On September 15, 2008, investment bank Lehman Brothers filed for the largest bankruptcy in the history of the United States. Its collapse was a watershed moment in the Global Financial Crisis, sparking the realization that things would never again be the same. With the benefit of a decade of hindsight, we take this opportunity to not only look back, but also look ahead.
The Lehman collapse did not follow the accepted pattern of a negotiated transition like that of Bear Stearns earlier that year or Fannie Mae and Freddie Mac earlier that month. Instead, financial institutions and markets, regulators and investors were left in disarray as their long-held assumption that some firms were “too big to fail” was busted.
Yet, the day after the failure of Lehman, the Federal Reserve provided emergency credit to insurer AIG. The coming months (and years) would be defined by extraordinary actions by governments and central banks as they pumped unprecedented amounts of liquidity into the financial system, bailing out many struggling institutions and orchestrating liquidations.
While the nexus of the crisis was securitized subprime mortgages, banks shoring up their balance sheets rendered once liquid markets illiquid with the contagion spreading across countries and industries. This dislocation was especially pronounced in credit markets where even debt that was performing traded at steep discounts. It is common for bondholders to be more cautious than stock investors late in an economic cycle, which NEPC highlighted as an opportunistic credit opportunity in July 2008. As the Crisis dragged on, losses accelerated through November 2008, with meaningful recovery only taking place after March 2009.

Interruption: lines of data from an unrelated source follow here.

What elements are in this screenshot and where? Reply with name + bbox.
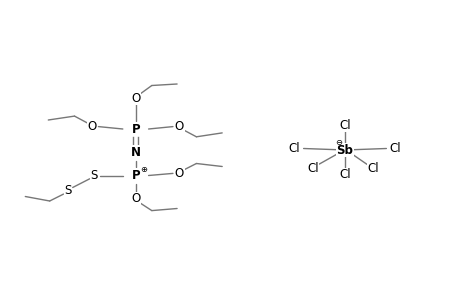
Text: O: O xyxy=(87,120,96,133)
Text: O: O xyxy=(174,120,184,133)
Text: ⊕: ⊕ xyxy=(140,165,147,174)
Text: Cl: Cl xyxy=(367,162,379,175)
Text: Cl: Cl xyxy=(306,161,318,175)
Text: P: P xyxy=(131,169,140,182)
Text: O: O xyxy=(131,192,140,205)
Text: S: S xyxy=(90,169,98,182)
Text: O: O xyxy=(131,92,140,105)
Text: Cl: Cl xyxy=(338,119,350,132)
Text: S: S xyxy=(64,184,72,197)
Text: Cl: Cl xyxy=(288,142,300,155)
Text: Cl: Cl xyxy=(338,168,350,181)
Text: O: O xyxy=(174,167,184,180)
Text: ⊖: ⊖ xyxy=(335,138,342,147)
Text: Cl: Cl xyxy=(389,142,401,155)
Text: Sb: Sb xyxy=(336,143,353,157)
Text: N: N xyxy=(130,146,140,159)
Text: P: P xyxy=(131,122,140,136)
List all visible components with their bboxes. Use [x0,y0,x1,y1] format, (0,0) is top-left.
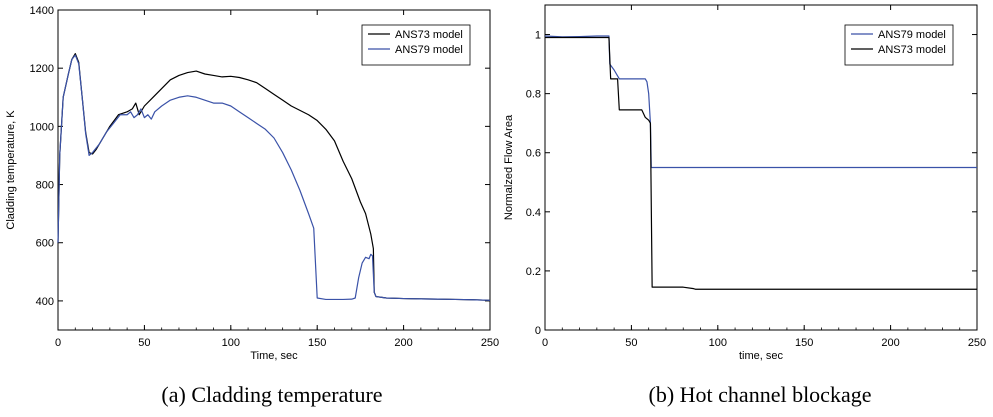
y-tick-label: 0.6 [526,148,541,160]
x-tick-label: 250 [481,337,499,349]
legend-box [361,24,471,66]
y-tick-label: 1 [535,30,541,42]
chart-cladding-temperature: 0 50 100 150 200 250 400 600 800 1000 1200 1400 Time… [5,5,499,362]
x-axis-label: Time, sec [250,350,298,362]
y-tick-label: 0.4 [526,207,541,219]
y-tick-label: 0.8 [526,89,541,101]
legend-label: ANS79 model [878,29,946,41]
y-tick-label: 1400 [30,5,54,17]
series-line-ans73-model [57,53,491,301]
x-tick-label: 50 [625,337,637,349]
legend-box [844,24,954,66]
x-tick-label: 100 [709,337,727,349]
series-line-ans79-model [57,54,491,301]
y-tick-label: 1200 [30,63,54,75]
x-tick-label: 250 [968,337,986,349]
caption-b: (b) Hot channel blockage [649,382,872,407]
legend-label: ANS73 model [878,44,946,56]
x-tick-label: 150 [795,337,813,349]
y-tick-label: 0.2 [526,266,541,278]
x-tick-label: 100 [222,337,240,349]
x-tick-label: 200 [881,337,899,349]
legend-label: ANS79 model [395,44,463,56]
y-tick-label: 600 [36,238,54,250]
y-tick-label: 1000 [30,121,54,133]
x-tick-label: 150 [308,337,326,349]
y-tick-label: 800 [36,180,54,192]
series-line-ans73-model [545,36,977,290]
legend-label: ANS73 model [395,29,463,41]
x-tick-label: 200 [394,337,412,349]
x-tick-label: 50 [138,337,150,349]
caption-a: (a) Cladding temperature [161,382,382,407]
x-axis-label: time, sec [739,350,784,362]
series-line-ans79-model [544,35,977,169]
y-tick-label: 400 [36,296,54,308]
y-axis-label: Cladding temperature, K [5,110,17,230]
y-tick-label: 0 [535,325,541,337]
x-tick-label: 0 [542,337,548,349]
x-tick-label: 0 [55,337,61,349]
plot-frame [57,9,491,331]
y-axis-label: Normalzed Flow Area [503,114,515,220]
chart-hot-channel-blockage: 0 50 100 150 200 250 0 0.2 0.4 0.6 0.8 1 time, sec No… [503,4,986,362]
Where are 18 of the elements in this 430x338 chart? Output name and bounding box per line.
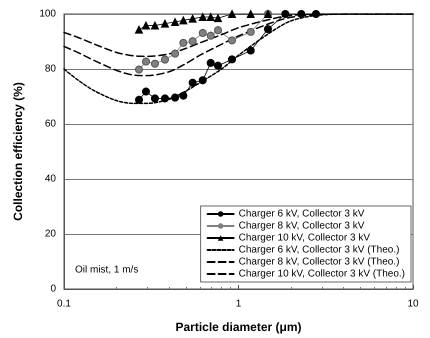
legend-label: Charger 6 kV, Collector 3 kV bbox=[238, 208, 365, 220]
x-tick-label: 10 bbox=[407, 298, 419, 310]
y-tick-label: 60 bbox=[44, 118, 56, 130]
legend-label: Charger 10 kV, Collector 3 kV bbox=[238, 232, 370, 244]
legend-label: Charger 6 kV, Collector 3 kV (Theo.) bbox=[238, 244, 400, 256]
y-tick-label: 40 bbox=[44, 174, 56, 184]
y-tick-label: 0 bbox=[50, 284, 56, 294]
x-tick-label: 0.1 bbox=[57, 298, 72, 310]
y-tick-label: 20 bbox=[44, 228, 56, 240]
annotation: Oil mist, 1 m/s bbox=[75, 264, 138, 276]
x-tick-label: 1 bbox=[236, 298, 242, 310]
x-axis-title: Particle diameter (μm) bbox=[175, 320, 302, 334]
legend-label: Charger 8 kV, Collector 3 kV (Theo.) bbox=[238, 256, 400, 268]
y-tick-label: 100 bbox=[39, 8, 56, 20]
legend-label: Charger 8 kV, Collector 3 kV bbox=[238, 220, 365, 232]
legend-label: Charger 10 kV, Collector 3 kV (Theo.) bbox=[238, 268, 406, 280]
y-axis-title: Collection efficiency (%) bbox=[11, 82, 25, 221]
y-tick-label: 80 bbox=[44, 64, 56, 74]
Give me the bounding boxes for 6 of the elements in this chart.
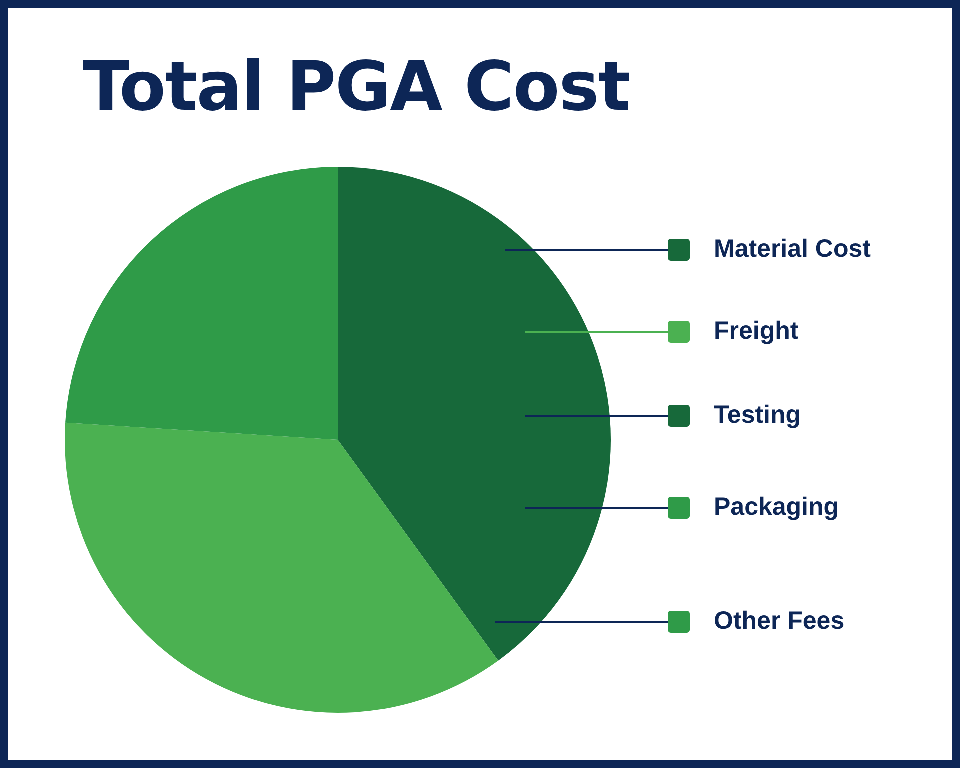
- legend-label: Other Fees: [714, 607, 845, 636]
- legend-label: Freight: [714, 317, 799, 346]
- legend-label: Testing: [714, 401, 802, 430]
- chart-title: Total PGA Cost: [83, 48, 630, 127]
- legend-label: Packaging: [714, 493, 840, 522]
- legend-label: Material Cost: [714, 235, 871, 264]
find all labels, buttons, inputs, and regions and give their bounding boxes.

A key concern about the next market downturn, whenever that happens, is how the raft of reforms and regulation—notably Dodd-Frank and Basel—created on the heels of the Crisis alters the “too big to fail” dynamic and the risks of contagion. While every downturn is different, the hope is that the world economy makes it through without the extraordinary measures that defined the Crisis.
When we started this series last October, we noted that the S&P 500 was at an all-time high. This remains true almost a year later. Meanwhile, the Fed continues to gradually tighten monetary policy and has begun the process of unwinding its balance sheet.
Just as the Lehman collapse was the seminal event of the Crisis, the Fed’s balance sheet expansion was likely the defining moment of the recovery. In the last year alone, the central bank’s balance sheet has dropped by nearly $250 billion and is expected to further decline in the years ahead.
The unknowns remain: will the next downturn also require extraordinary measures? And, equally pertinent, how much ammunition does the Fed really possess with an already elevated balance sheet and relatively low interest rates? While an imminent recession appears unlikely, certain data points give us pause. Credit spreads remain tight in contrast to 10 years ago. The Treasury yield curve is at its narrowest level since 2008 and equity valuations are at their highest levels since the late 1990s.